4.GPR174 was associated with the immune response and sepsis susceptibility in Chinese Han population
Jianli WANG ; Dongze QIU ; Yanyan HU ; Chaoyang TONG ; Zhenju SONG
Chinese Journal of Emergency Medicine 2020;29(6):815-819
Objective:Dysregulated host immune responses contribute to the pathogenesis of sepsis. G protein-coupled receptor 174 (GPR174) was found to be involved in the immune responses and associated with the susceptibility to autoimmune diseases. This study aimed to investigate the association of GPR174 variants with sepsis susceptibility and the contribution of GPR174 in sepsis development.Methods:From May 2005 to December 2017, a total of 575 sepsis patients and 579 non-septic controls admitted to our Emergency ICU were enrolled in this case-control study. The non-synonymous SNP rs3827440 in GPR174 was genotyped using TaqMan Real-time PCR assays on ABI7900 platform. Then the correlation between rs3827440 and serum levels of interleukin (IL)-6 and tumor necrosis factor-alpha (TNF-α) were investigated in septic patients.
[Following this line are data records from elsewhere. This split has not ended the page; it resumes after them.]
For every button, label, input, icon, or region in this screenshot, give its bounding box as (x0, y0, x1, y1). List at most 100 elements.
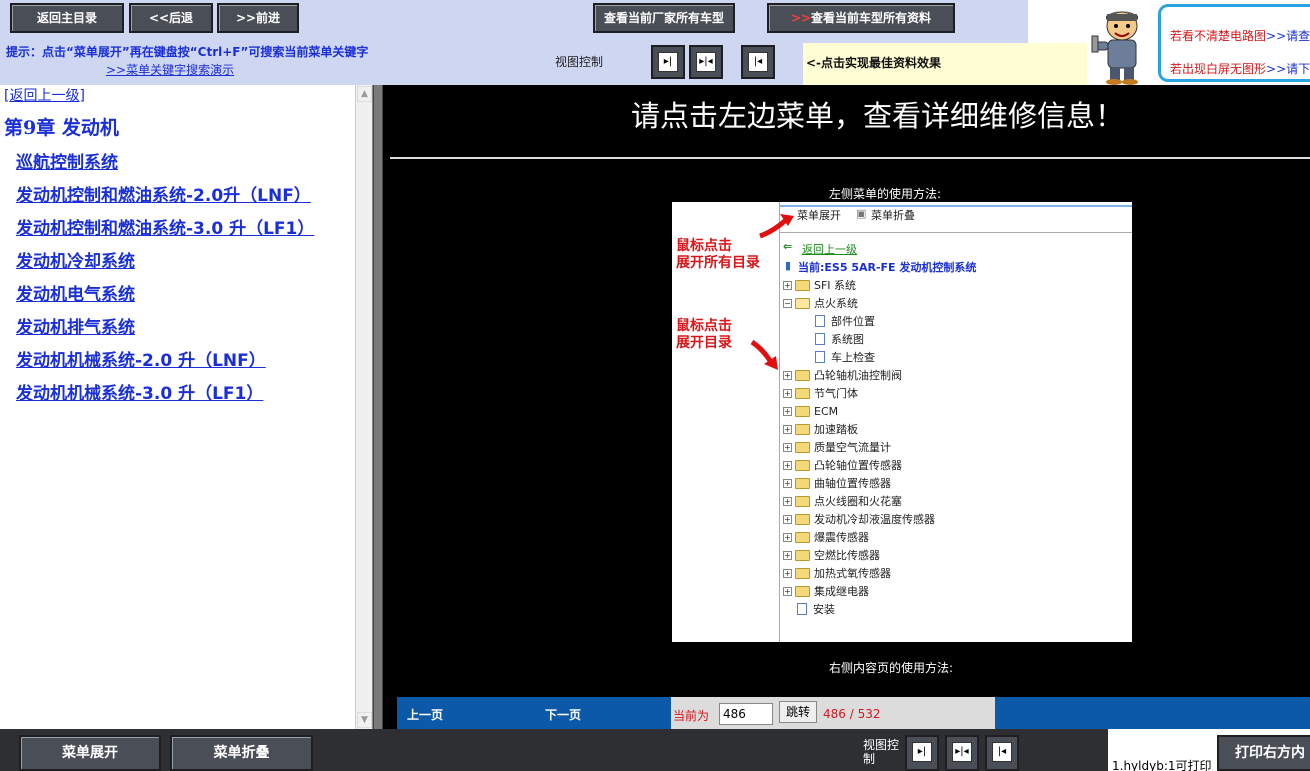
next-page-button[interactable]: 下一页 (545, 706, 581, 723)
tree-row: 系统图 (815, 330, 864, 348)
tree-row: − 点火系统 (783, 294, 858, 312)
double-arrow-icon: >> (790, 11, 812, 25)
tree-row: 部件位置 (815, 312, 875, 330)
tree-row: + 质量空气流量计 (783, 438, 891, 456)
tree-row-label: 车上检查 (831, 351, 875, 364)
folder-icon (795, 369, 810, 381)
bottom-view-control-label: 视图控制 (863, 738, 900, 766)
prev-page-button[interactable]: 上一页 (407, 706, 443, 723)
menu-item[interactable]: 发动机排气系统 (16, 313, 135, 338)
tree-row-label: 点火系统 (814, 297, 858, 310)
collapse-menu-button[interactable]: 菜单折叠 (170, 735, 313, 771)
left-scrollbar[interactable]: ▲ ▼ (355, 85, 372, 729)
menu-item[interactable]: 发动机机械系统-3.0 升（LF1） (16, 379, 263, 404)
demo-back-link: 返回上一级 (802, 243, 857, 256)
title-divider (390, 157, 1310, 159)
folder-icon (795, 477, 810, 489)
expand-plus-icon: + (783, 370, 792, 380)
folder-icon (795, 549, 810, 561)
folder-icon (795, 531, 810, 543)
tree-row: + 凸轮轴位置传感器 (783, 456, 902, 474)
left-usage-label: 左侧菜单的使用方法: (829, 187, 942, 201)
demo-rule (779, 232, 1132, 233)
folder-icon (795, 459, 810, 471)
folder-icon (795, 405, 810, 417)
view-expand-right-button[interactable]: ▸| (651, 45, 685, 79)
tree-row: 车上检查 (815, 348, 875, 366)
expand-menu-button[interactable]: 菜单展开 (19, 735, 161, 771)
forward-button[interactable]: >>前进 (217, 3, 299, 33)
tree-row: + 加速踏板 (783, 420, 858, 438)
expand-plus-icon: + (783, 406, 792, 416)
chapter-title: 第9章 发动机 (4, 117, 119, 139)
page-count: 486 / 532 (823, 707, 881, 721)
content-title: 请点击左边菜单，查看详细维修信息！ (631, 99, 1125, 133)
page-number-input[interactable] (719, 703, 773, 725)
view-control-label: 视图控制 (555, 55, 604, 69)
bottom-view-expand-left-button[interactable]: |◂ (985, 735, 1019, 771)
notice-line-1-text: 若看不清楚电路图 (1170, 29, 1267, 43)
scroll-up-icon[interactable]: ▲ (357, 86, 372, 102)
tree-row: + 凸轮轴机油控制阀 (783, 366, 902, 384)
bottom-toolbar: 菜单展开 菜单折叠 视图控制 ▸| ▸|◂ |◂ 1.hyldyb:1可打印 打… (0, 729, 1310, 771)
collapse-minus-icon: − (783, 298, 792, 308)
notice-line-1-link[interactable]: >>请查 (1266, 29, 1310, 43)
view-models-button[interactable]: 查看当前厂家所有车型 (593, 3, 735, 33)
expand-plus-icon: + (783, 460, 792, 470)
tree-row: + 加热式氧传感器 (783, 564, 891, 582)
search-hint: 提示：点击“菜单展开”再在键盘按“Ctrl+F”可搜索当前菜单关键字 (6, 45, 369, 59)
tree-row-label: 爆震传感器 (814, 531, 869, 544)
arrow-right-bar-icon: ▸| (912, 742, 932, 762)
view-expand-left-button[interactable]: |◂ (741, 45, 775, 79)
menu-item[interactable]: 发动机机械系统-2.0 升（LNF） (16, 346, 266, 371)
page-jump-group: 当前为 跳转 486 / 532 (671, 697, 995, 729)
tree-row-label: 点火线圈和火花塞 (814, 495, 902, 508)
expand-plus-icon: + (783, 496, 792, 506)
annotation-expand: 鼠标点击 展开目录 (676, 318, 732, 351)
top-toolbar: 返回主目录 <<后退 >>前进 查看当前厂家所有车型 >>查看当前车型所有资料 … (0, 0, 1310, 85)
bottom-view-expand-right-button[interactable]: ▸| (905, 735, 939, 771)
jump-button[interactable]: 跳转 (779, 701, 817, 723)
menu-item[interactable]: 巡航控制系统 (16, 148, 118, 173)
tree-row-label: ECM (814, 404, 839, 418)
green-back-arrow-icon: ⇐ (783, 240, 793, 253)
scroll-down-icon[interactable]: ▼ (357, 712, 372, 728)
print-right-button[interactable]: 打印右方内 (1217, 735, 1310, 771)
tree-row: + 集成继电器 (783, 582, 869, 600)
home-button[interactable]: 返回主目录 (10, 3, 124, 33)
folder-icon (795, 441, 810, 453)
expand-plus-icon: + (783, 478, 792, 488)
tree-row-label: 节气门体 (814, 387, 858, 400)
tree-row: + 点火线圈和火花塞 (783, 492, 902, 510)
bottom-view-split-button[interactable]: ▸|◂ (945, 735, 979, 771)
notice-line-2: 若出现白屏无图形>>请下 (1170, 60, 1310, 77)
best-view-tip: <-点击实现最佳资料效果 (803, 43, 1087, 85)
menu-item[interactable]: 发动机控制和燃油系统-2.0升（LNF） (16, 181, 311, 206)
current-node-icon: ▮ (785, 259, 792, 272)
expand-plus-icon: + (783, 586, 792, 596)
search-demo-link[interactable]: >>菜单关键字搜索演示 (106, 61, 234, 78)
menu-item[interactable]: 发动机电气系统 (16, 280, 135, 305)
tree-row-label: SFI 系统 (814, 279, 857, 292)
page-icon (815, 333, 825, 345)
arrow-left-bar-icon: |◂ (748, 52, 768, 72)
back-button[interactable]: <<后退 (129, 3, 213, 33)
back-up-link[interactable]: [返回上一级] (4, 85, 85, 105)
view-all-data-label: 查看当前车型所有资料 (811, 11, 932, 25)
tree-row: 安装 (797, 600, 835, 618)
page-icon (815, 351, 825, 363)
view-all-data-button[interactable]: >>查看当前车型所有资料 (767, 3, 955, 33)
tree-row-label: 凸轮轴机油控制阀 (814, 369, 902, 382)
tree-row-label: 系统图 (831, 333, 864, 346)
tree-row-label: 曲轴位置传感器 (814, 477, 891, 490)
menu-item[interactable]: 发动机控制和燃油系统-3.0 升（LF1） (16, 214, 314, 239)
notice-line-1: 若看不清楚电路图>>请查 (1170, 27, 1310, 44)
tree-row-label: 集成继电器 (814, 585, 869, 598)
tree-row-label: 空燃比传感器 (814, 549, 880, 562)
panel-splitter[interactable] (373, 85, 383, 729)
bottom-panel: 菜单展开 菜单折叠 视图控制 ▸| ▸|◂ |◂ (0, 729, 1108, 771)
menu-item[interactable]: 发动机冷却系统 (16, 247, 135, 272)
notice-line-2-link[interactable]: >>请下 (1266, 62, 1310, 76)
view-split-button[interactable]: ▸|◂ (689, 45, 723, 79)
folder-icon (795, 495, 810, 507)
Gpr174-deficient mice were generated and subjected to cecal ligation and puncture (CLP). The concentrations of inflammatory cytokines were measured by enzyme-linked immunosorbent assay (ELISA).Results:Rs3827440 TT/T genotype in GPR174 was positively associated with sepsis risk after logistic regression analysis adjusted for sex [odds ratio ( OR) = 1.68, 95% confidence interval ( CI): 1.19-2.20, P = 0.0004]. IL-6 and TNF-α serum levels in female TT and male T allele carriers of septic patients were significantly higher than those in female CC and male C allele carriers ( P < 0.05). Preclinical validation of Gpr174 gene was performed in Gpr174 knockout (KO) mice using CLP models. Gpr174 KO mice had higher survival rate. Moreover, Gpr174 KO mice had significantly decreased serum concentrations of IL-1β, IL-6 and TNF-α compared with WT mice, while the levels of IL-10 was increased ( P < 0.01). Conclusions:GPR174 as a novel sepsis susceptibility gene in Chinese Han population is involved in the development and physiopathology of sepsis.